Siri Hustvedt: “Attached to the ring was a small chain with a label, on which my father had written in his unmistakable hand: “Unknown keys.” I now work with these unknown keys near me. They have become not only a reminder of my father—the man who is no longer there—but a sign of the act of writing itself. These keys to phantom doors, suitcases, safes, and diaries are linked in my mind to making stories. Now orphaned, they serve only as literal doubles of the imaginary keys that unlock nameless interiors: the peculiar dream spaces of fiction.”

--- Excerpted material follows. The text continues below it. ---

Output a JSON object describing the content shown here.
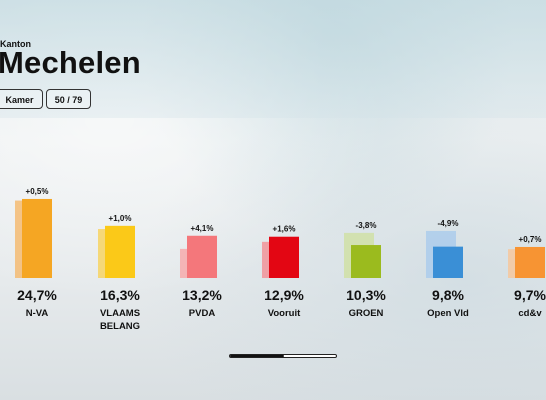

Ian Rankin: “The object in my office I treasure most is probably a framed photograph. It shows the battered signage above Edinburgh’s Oxford Bar…There are few frills to the Ox: no piped music, little in the way of hot food (pies, pasties). It’s a place for drink and for conversation. I decided Inspector Rebus would like it, so he started drinking there too…That photograph helps me get inside the head of Rebus, and of other characters in any Edinburgh-based book I happen to be writing. It keeps me grounded, also acts as a taskmaster: if I can get a good day’s work done, I can reward myself with a pint later on…”
Lionel Shriver: “This is Clippity. He reminds me to eschew fancy-schmancy character names groaning from overloads of symbolism, and to sometimes prefer the obvious…On uninspired afternoons (and they are legion), I can wind up my tenacious toy, and he will clop-clop-clop across the wood. If a cheap, threadbare donkey from Howard Johnson’s can walk the walk after over forty years, surely my rusty imagination can crank out another miserable paragraph at an age barely more advanced.”
Will Self: “ I write ideas, tropes, images, observations, snippets of dialogue, themes, factoids, descriptions on these Post-it notes and put them in relevant zones on the wall. Then I organize them into scrapbooks, then I turn them into books.”
Neil LaBute: “One thing that I can always count on to inspire me, however, is the fifty-odd minutes of music woe that Frank Sinatra spins on his album, In the Wee Small Hours. It’s not just the music—which absolutely takes my breath away—but even the cover art can do the trick: Frank, with a trademark fedora looking down and forlorn as a Hopper-esque landscape spreads itself out behind him.”
Sure, Christmas is still months away, but if you know any writers, this is definitely something to keep in mind as a potential gift.